Richard Feynman, from No Ordinary Genius: The Illustrated Richard Feynman, edited by Christopher Sykes
When Feynman faced a problem he was unusually good at going back to being like a child, ignoring what everyone else thinks, and saying, Now, what have we got here?
He was so unstuck and if something didn’t work he would look at it in another way. He had so many different good ways. He would do something in ten minutes that might take the average physicist a year, so he was just wonderfully productive. I attribute what they call genius to having a bunch of characteristics:
--Don’t respond to peer pressure.
--Keep track of what the problem really is; less wishful thinking.
--Have a lot of ways of representing things. If one way doesn’t work, switch quickly to another one.
The important thing is not to persist; I think the reason most people fail is that they are too determined to make something work only because they are attached to it. Talking to Feynman, whatever came up he would say, Well, here’s another way to look at it.
The least stuck person I have ever known.
Marvin Minsky, in No Ordinary Genius
It is worth mentioning, for future reference, that the creative power which bubbles so pleasantly in beginning a new book quiets down after a time, and one goes on more steadily. Doubts creep in. Then one becomes resigned. Determination not to give in, and the sense of an impending shape keep one at it more than anything.
Virginia Woolf, entry for May 11, 1919, from A Writer’s Diary
I had long been trying to write a story on this subject, to find a body, a vehicle, for that strong sense of man’s double being, which must at times come in upon and overwhelm the mind of every thinking creature. . . . For two days I went about racking my brains for a plot of any sort; and on the second night I dreamed the scene at the window, and a scene afterwards split in two, in which Hyde, pursued for some crime, took the powder and underwent the change in the presence of his pursuers. All the rest was made awake, and consciously.
Robert Louis Stevenson, A Chapter on Dreams, Memories and Portraits, Random Memories, Memories of Myself
Well, you know, when I look at a cell, I get down in that cell and look around. You’re not conscious of anything else. . . . You are so absorbed that even small things get big. . . . Nothing else matters. You’re noticing more and more things that most people couldn’t see because they didn’t go intently over each part, slowly but with great intensity. . . . It’s the intensity of your absorption. I’m sure painters have the same thing happen right along.

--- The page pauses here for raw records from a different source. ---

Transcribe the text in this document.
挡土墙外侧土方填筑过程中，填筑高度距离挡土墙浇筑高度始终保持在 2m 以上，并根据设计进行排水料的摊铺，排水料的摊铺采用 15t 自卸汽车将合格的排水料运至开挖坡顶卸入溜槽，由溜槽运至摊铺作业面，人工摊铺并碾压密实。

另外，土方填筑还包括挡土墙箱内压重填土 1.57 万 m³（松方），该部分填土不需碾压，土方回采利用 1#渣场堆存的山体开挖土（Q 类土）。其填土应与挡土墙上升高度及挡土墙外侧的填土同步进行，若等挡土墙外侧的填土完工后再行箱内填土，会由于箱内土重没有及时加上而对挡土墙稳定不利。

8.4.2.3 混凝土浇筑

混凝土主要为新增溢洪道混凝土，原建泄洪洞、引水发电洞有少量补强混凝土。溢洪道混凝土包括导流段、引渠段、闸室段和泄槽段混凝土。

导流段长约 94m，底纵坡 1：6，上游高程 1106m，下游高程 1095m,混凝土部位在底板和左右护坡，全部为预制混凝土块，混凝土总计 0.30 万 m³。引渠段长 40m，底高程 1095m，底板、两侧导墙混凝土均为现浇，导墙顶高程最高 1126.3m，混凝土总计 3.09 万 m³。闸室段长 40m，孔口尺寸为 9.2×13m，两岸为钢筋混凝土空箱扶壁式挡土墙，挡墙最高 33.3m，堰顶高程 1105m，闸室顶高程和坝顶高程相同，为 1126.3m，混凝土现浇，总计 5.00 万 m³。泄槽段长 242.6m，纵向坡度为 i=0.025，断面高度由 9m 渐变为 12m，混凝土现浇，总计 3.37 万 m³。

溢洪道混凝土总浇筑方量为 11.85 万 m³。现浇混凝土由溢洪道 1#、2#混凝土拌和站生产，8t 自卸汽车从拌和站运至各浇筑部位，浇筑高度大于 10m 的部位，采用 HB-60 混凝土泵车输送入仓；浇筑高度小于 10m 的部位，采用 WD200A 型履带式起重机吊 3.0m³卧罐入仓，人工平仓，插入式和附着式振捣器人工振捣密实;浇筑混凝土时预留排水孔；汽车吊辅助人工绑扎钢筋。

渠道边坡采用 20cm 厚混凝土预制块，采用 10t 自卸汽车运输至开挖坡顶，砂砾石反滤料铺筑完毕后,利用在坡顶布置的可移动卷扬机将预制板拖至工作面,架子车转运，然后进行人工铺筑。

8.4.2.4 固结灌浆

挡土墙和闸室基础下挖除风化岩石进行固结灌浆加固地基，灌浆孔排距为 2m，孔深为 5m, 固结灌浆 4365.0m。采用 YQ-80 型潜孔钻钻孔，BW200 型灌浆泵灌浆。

Barbara McClintock, from Nobel Prize Women in Science, by Sharon Bertsch McGrayne
I drew pictures rapidly and with few lines, because I had to write most of the pieces, too, and couldn’t monkey long with the drawings. The divine urge was no higher than that.
James Thurber, on running the Ohio State University Sundial when many of his classmates were at war
Authors and actors and artists and such
Never know nothing, and never know
much.
Sculptors and singers and those of
their kidney
Tell their affairs from Seattle to
Sydney.
Playwrights and poets and such horses’
necks
Start off from anywhere, end up at
sex.
Diarists, critics, and similar roe
Never say nothing, and never say no.
People Who Do Things exceed my
endurance;
God, for a man that solicits insurance!
Dorothy Parker, Bohemia, from Sunset Gun
*For full references, please see Further Reading, page 118.